Social isolation during adolescence causes brain damage: study

A study conducted by Korean medical researchers has revealed that social interactions experienced during adolescence have a significant impact on brain development, drawing considerable attention.

A research team led by Professor Lee Jung-hee of the Department of Radiology at Samsung Medical Center, Professor Chung Sung-kwon and Researcher Yoo Tae-yi of the Department of Physiology at Sungkyunkwan University School of Medicine, Principal Researcher Lee Tae-kwan of the Korea Brain Research Institute, and Professor Kim Kil-soo of the Daegu-Gyeongbuk Medical Cluster announced Monday that they had confirmed damage to the brain's sensory processing network caused by social isolation using animal models.

The research team divided male mice aged four to 11 weeks into two groups and raised them in two different environments: an environment rich in physical stimuli and social interaction (Environmental Enrichment), which included tunnels, spinning wheels, and nests, and a socially isolated environment with no external stimuli (Social Isolation).

The researchers sequentially applied various sensory stimuli, including front paws, whiskers, vision, and olfaction, while capturing functional magnetic resonance imaging (fMRI) to analyze the effects of each stimulus on the entire brain (activation map) and cross-modal responses in terms of time and space.

The analysis revealed that mice raised in an enriched environment exhibited improved higher-order visual and tactile processing abilities, maintained functional network segregation in the brain, and enhanced sensorimotor integration functions.

In contrast, mice raised in a socially isolated environment showed reduced functional connectivity and network co-occurrence across the entire brain, as well as decreased network segregation. In the olfactory area, abnormal hyperactivity was accompanied by a decline in olfactory recognition function.

In addition, a comprehensive analysis of resting-state brain connectivity (resting-state fMRI), behavioral experiments, and c-Fos protein expression analysis revealed the effects of sensory stimulation on local and whole-brain neural networks, as well as the process of brain development reorganization in response to environmental changes.

“This is the first case in the world to analyze the brain’s sensory integration response to multisensory stimuli using fMRI, and it is expected to provide new directions for the treatment of various mental health disorders such as depression, anxiety, and autism spectrum disorders,” Professor Lee said.

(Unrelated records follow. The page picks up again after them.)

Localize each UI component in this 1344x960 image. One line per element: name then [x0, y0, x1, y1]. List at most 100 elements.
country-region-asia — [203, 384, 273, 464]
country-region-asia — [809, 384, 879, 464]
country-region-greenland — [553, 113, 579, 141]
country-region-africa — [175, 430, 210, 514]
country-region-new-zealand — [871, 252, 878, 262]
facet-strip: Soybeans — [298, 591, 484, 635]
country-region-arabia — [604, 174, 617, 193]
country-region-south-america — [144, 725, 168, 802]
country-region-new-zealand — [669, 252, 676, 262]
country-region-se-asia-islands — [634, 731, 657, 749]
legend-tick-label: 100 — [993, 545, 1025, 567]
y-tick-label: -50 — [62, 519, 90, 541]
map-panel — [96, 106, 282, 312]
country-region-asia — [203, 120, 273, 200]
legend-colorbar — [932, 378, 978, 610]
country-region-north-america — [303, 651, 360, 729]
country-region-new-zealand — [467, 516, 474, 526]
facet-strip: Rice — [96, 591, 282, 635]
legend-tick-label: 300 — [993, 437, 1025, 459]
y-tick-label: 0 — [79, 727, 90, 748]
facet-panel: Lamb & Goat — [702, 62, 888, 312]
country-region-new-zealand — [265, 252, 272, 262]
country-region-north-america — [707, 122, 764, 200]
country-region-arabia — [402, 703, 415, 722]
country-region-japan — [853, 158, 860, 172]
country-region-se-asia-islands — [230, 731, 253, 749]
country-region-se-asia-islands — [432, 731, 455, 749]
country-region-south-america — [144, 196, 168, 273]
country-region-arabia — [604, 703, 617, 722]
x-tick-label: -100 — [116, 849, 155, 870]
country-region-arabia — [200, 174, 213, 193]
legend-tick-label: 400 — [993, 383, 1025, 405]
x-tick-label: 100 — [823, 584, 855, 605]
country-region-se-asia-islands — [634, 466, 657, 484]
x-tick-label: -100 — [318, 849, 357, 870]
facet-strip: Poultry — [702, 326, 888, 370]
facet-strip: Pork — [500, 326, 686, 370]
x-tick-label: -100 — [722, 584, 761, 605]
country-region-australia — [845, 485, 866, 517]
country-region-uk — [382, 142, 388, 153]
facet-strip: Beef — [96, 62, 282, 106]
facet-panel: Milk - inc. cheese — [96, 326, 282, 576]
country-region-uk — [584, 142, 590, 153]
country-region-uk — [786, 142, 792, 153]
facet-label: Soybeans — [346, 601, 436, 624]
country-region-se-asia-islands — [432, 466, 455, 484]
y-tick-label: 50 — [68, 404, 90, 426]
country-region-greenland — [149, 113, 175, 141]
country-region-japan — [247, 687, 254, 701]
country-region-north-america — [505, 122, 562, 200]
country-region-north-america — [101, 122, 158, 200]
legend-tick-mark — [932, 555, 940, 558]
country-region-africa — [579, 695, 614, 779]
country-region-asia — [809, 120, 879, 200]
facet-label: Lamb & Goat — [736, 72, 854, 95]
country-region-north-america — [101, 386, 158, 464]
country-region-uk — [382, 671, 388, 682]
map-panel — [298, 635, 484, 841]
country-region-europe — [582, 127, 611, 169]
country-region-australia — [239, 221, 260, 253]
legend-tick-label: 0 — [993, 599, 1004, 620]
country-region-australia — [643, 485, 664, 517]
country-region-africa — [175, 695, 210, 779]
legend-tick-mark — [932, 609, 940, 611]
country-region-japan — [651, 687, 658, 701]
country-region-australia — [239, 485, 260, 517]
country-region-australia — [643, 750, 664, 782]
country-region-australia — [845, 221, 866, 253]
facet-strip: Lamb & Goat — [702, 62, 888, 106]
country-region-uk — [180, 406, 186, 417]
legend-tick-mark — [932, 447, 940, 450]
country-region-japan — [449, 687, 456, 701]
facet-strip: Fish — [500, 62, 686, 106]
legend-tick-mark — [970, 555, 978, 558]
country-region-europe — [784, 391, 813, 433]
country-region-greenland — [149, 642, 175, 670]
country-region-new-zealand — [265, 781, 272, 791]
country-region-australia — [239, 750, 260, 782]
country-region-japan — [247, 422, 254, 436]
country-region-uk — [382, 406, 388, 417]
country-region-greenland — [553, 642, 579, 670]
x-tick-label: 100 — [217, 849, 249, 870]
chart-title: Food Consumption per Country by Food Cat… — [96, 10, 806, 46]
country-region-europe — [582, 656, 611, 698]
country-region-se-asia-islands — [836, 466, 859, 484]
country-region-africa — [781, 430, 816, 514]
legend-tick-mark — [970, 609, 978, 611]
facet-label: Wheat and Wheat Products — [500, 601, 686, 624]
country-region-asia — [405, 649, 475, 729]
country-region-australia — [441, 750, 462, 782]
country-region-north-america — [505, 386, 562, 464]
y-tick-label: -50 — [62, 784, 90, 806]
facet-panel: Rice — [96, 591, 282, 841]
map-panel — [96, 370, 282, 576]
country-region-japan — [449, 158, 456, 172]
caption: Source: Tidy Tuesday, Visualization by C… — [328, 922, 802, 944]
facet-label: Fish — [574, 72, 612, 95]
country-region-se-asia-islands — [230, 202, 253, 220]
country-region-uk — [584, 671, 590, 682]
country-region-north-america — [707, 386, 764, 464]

She continued, “By presenting the risks of social isolation during adolescence to the brain and the potential of sensory-based intervention methods and olfactory systems as new biomarkers, we hope to provide important clues for mental illness prevention and treatment strategies.”

Their study was published in the latest issue of “Nature Communications.” It was supported by the National Research Foundation of Korea's Mid-Career Researcher Program.